Lesson 1: The chain rule: introduction

# Worked example: Derivative of cos³(x) using the chain rule

Now let's tackle a worked example of composite functions, using the example f(x) = cos³(x). By applying the chain rule, we differentiate this function, breaking it down into its components x³ and cos(x). This helps us understand how to handle other complex derivatives with ease.

## Want to join the conversation?

• What does 'grok' mean? ,
• Robert Heinlein fist used the term "grok" in his Novel Stranger in a Strange Land. "Grok" essentially means to have a deep, comprehensive, thorough understanding of a concept. Perhaps the "grok" in this context would mean that by now it should be second nature.
• how did sal multiply 3cosx by the -sinx
• You can see this expression this way: 3 * cos(x) * -1 * sin(x). And remember, multiplication is commutative, so you can just multiply the terms in front of the functions and you end up with -3 * cos(x) * sin(x).
• I don't understand why dv/du is the same thing as v'( u(x) ).
• Think of the dy/dx notation as a function; dy is the thing you are differentiating, and dx is what you are differentiating for (in this case u(x))
• Albeit I should see past lessons probably, (I am missing some basic knowledge) but why does cos become -sin?
• Here's a link to some common derivatives that includes cos and sin.
• Why is the dv in "dv/du" equal to d(cosx^3) even though the function v in v(x) is x^3, not cosx^3?
• Perhaps Sal should have written it a little differently. it is more ccurate to say
dv(u(x)) / du(x) * du(x) / dx So the derivative of v(u(x)) with respect to u(x) times the derivative of u(x) with respect to x.

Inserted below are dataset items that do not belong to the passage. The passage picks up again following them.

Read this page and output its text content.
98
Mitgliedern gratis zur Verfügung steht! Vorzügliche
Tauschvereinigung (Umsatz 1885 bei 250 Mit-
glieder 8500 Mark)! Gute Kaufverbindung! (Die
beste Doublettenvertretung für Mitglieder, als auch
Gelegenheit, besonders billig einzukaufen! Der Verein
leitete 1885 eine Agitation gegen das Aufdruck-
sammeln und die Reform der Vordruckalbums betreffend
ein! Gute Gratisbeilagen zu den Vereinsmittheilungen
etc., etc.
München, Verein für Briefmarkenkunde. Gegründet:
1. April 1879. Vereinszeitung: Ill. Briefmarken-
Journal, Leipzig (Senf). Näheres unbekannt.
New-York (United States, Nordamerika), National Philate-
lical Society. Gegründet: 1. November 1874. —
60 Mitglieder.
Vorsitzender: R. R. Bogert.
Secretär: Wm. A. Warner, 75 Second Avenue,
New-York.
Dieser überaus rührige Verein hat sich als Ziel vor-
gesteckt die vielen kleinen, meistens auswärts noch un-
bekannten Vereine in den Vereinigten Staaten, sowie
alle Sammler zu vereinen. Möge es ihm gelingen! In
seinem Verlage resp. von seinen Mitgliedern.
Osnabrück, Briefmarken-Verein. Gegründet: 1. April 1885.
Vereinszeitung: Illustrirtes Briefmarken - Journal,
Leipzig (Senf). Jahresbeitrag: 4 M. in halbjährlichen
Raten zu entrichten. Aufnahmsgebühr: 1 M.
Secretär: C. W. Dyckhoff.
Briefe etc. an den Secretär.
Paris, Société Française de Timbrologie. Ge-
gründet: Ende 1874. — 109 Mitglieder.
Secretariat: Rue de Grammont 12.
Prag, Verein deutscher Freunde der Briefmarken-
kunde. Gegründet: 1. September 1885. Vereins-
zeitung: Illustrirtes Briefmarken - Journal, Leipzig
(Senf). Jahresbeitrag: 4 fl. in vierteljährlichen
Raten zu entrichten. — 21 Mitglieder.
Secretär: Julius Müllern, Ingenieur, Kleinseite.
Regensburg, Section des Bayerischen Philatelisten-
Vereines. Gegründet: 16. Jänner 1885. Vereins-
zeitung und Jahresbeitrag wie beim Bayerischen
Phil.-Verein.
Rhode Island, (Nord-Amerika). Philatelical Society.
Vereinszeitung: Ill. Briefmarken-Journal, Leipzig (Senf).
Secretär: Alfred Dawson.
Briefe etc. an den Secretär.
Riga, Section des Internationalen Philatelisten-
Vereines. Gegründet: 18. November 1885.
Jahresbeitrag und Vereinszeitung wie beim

Let me know if that doesn't make sense.
• Can't we just think like every differential rule needs chain rule (for the concept)? it's just at some point you'd reach f(x) = x, and since f'(x) = 1 you can just cross it off in multiplications.
I always think of it that way (similar to pythagorean theorem is actually law of cosines, but the "2abcos(theta)" always results in substraction by zero)
• Yes — and this will be a very helpful way to think of derivatives later on when you get to implicit differentiation!
• So when Sal is taking the derivative of cosx^3 with respect to cosx instead of x, would that be like graphically taking the derivative but on a graph with (cosx) and y axes instead of just x and y axes?
• Yes, every x value would then be a cos x value, resulting in a (cos x) axis.
• @ Sal multiplies for the final answer. Why does the (cosx)^2 become cos^2x? Is the x no longer squared? Thanks!
• sfrazee5001,

Ah, I see. There are really two ways of writing. If you look at the upper left of the original f(x) function, we see f(x) = cos^3(x) = (cos x)^3. They really mean the same thing; it's just two different ways of writing the same thing.

However, be careful about negative powers. For example, sin^-1(x) is not the same as (sin x)^-1 or csc x.
• Isn't V basically equal to x^3 ?!

If I'm right, then why does dV/dU = d(cosx)^3/dcosx, and not dx^3/dcosx?

Thanks a lot,
• Actually, df/du=v'( u(x) ), there is a slight error at .
f'(x) should be equal to df/du*du/dx , not dv/du*du/dx. Very well spotted.